In the decades since EDSAC calculated the squares of the numbers from 0 to 99, computers have steadily got more powerful, faster and cheaper. Glowing valves have been replaced by transistors and then by chips, each of which contains the equivalent of many transistors; data storage on punched cards has been superseded by magnetic tape and discs, and then by solid state memory devices. Even so, the functioning of computers based on all of these innovations would be familiar to the pioneers of the 1940s, just as the functioning of a modern airplane would be familiar to the designers of the Hurricane and Spitfire. But the process cannot go on indefinitely; there are limits to how powerful, fast and cheap a “classical” computer can be.
One way of getting a handle on these ideas is in terms of a phenomenon known as Moore's Law, after Gordon Moore, one of the founders of Intel, who pointed it out in 1964. It isn't really a “law” so much as a trend. In its original form, Moore's Law said that the number of transistors on a single silicon chip doubles every year; with another half-century of observation of the trend, today it is usually quoted as a doubling every eighteen months. And to put that in perspective, the number of transistors per chip has now passed the billion mark. That's like a billion-valve Manchester Baby or EDVAC on a single chip, occupying an area of a few hundred square millimeters.1 At the same time, the cost of individual chips has plunged, they have become more reliable and their use of energy has b
ecome more efficient.
But there are problems at both ends of the scale. Although the cost of an individual chip is tiny, the cost of setting up a plant to manufacture chips is huge. The production process involves using lasers to etch patterns on silicon wafers on a tiny scale, in rooms which have to be kept scrupulously clean and free from any kind of contamination. Allowing for the cost of setting up such a plant, the cost of making a single example of a new type of chip is in the billions of dollars; but once you have made one, you can turn out identical chips at virtually no unit cost at all.

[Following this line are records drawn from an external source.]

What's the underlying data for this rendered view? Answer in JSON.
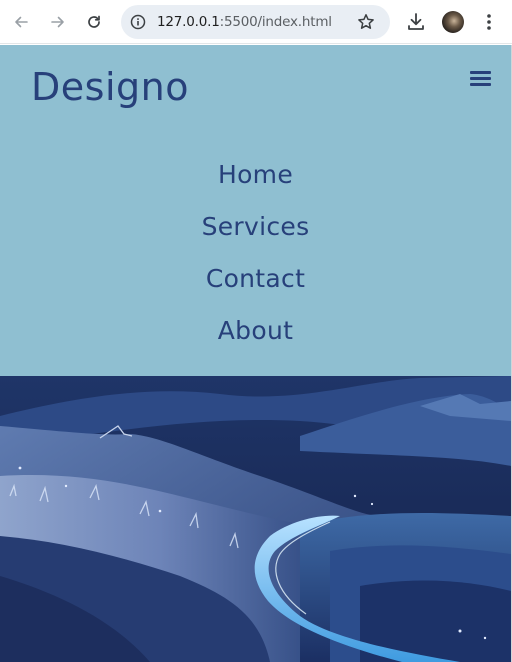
{
  "browser": {
    "url_host": "127.0.0.1",
    "url_rest": ":5500/index.html",
    "back_icon": "arrow-left-icon",
    "forward_icon": "arrow-right-icon",
    "reload_icon": "reload-icon",
    "info_icon": "info-icon",
    "star_icon": "star-icon",
    "download_icon": "download-icon",
    "menu_icon": "three-dots-icon"
  },
  "site": {
    "brand": "Designo",
    "menu_icon": "hamburger-icon",
    "nav": [
      {
        "label": "Home"
      },
      {
        "label": "Services"
      },
      {
        "label": "Contact"
      },
      {
        "label": "About"
      }
    ],
    "hero_image": "night-landscape-illustration"
  },
  "colors": {
    "header_bg": "#8fbfd1",
    "brand_text": "#27407a",
    "hero_dark": "#17244d"
  }
}
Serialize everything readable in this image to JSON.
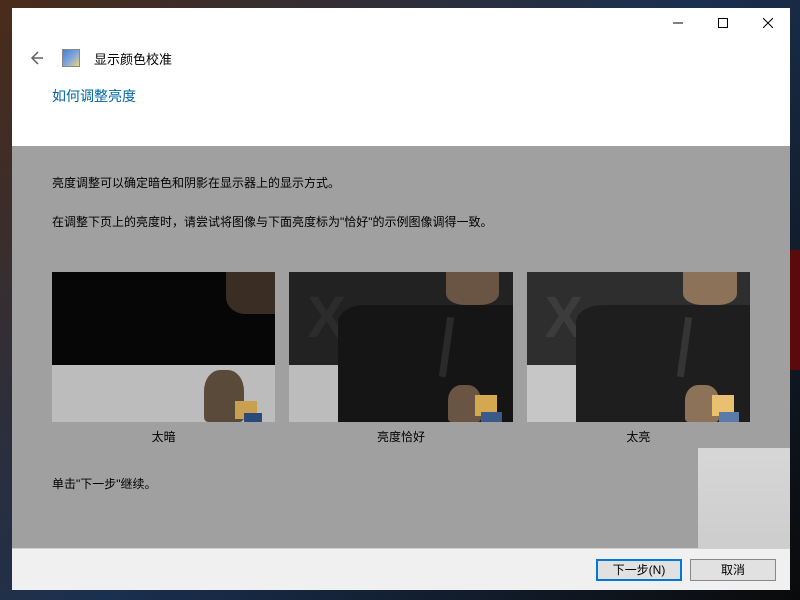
{
  "window": {
    "app_title": "显示颜色校准"
  },
  "content": {
    "heading": "如何调整亮度",
    "para1": "亮度调整可以确定暗色和阴影在显示器上的显示方式。",
    "para2": "在调整下页上的亮度时，请尝试将图像与下面亮度标为\"恰好\"的示例图像调得一致。",
    "continue_text": "单击\"下一步\"继续。"
  },
  "examples": [
    {
      "caption": "太暗"
    },
    {
      "caption": "亮度恰好"
    },
    {
      "caption": "太亮"
    }
  ],
  "footer": {
    "next_label": "下一步(N)",
    "cancel_label": "取消"
  }
}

There's another large-scale problem that applies to the way we use computers today. Increasingly, data and even programs are stored in the Cloud. “Data” in this sense includes your photos, books, favorite movies, e-mails and just about everything else you have “on your computer.” And “computer,” as I have stressed, includes the Turing machine in your pocket. Many users of smartphones and tablets probably neither know nor care that this actually means that the data are stored on very large computers, far from where you or I are using our Turing machines. But those large computer installations have two problems. They need a lot of energy in the form of electricity; and because no machine is 100 percent efficient they release a lot of waste energy, in the form of heat. So favored locations for the physical machinery that represents the ephemeral image of the Cloud are places like Iceland and Norway, where there is cheap electricity (hydrothermal or just hydroelectric) and it is cold outside. Neither of these problems of the large scale is strictly relevant to the story I am telling here, but it is worth being aware that there must be limits to such growth, even if we cannot yet see where those limits are.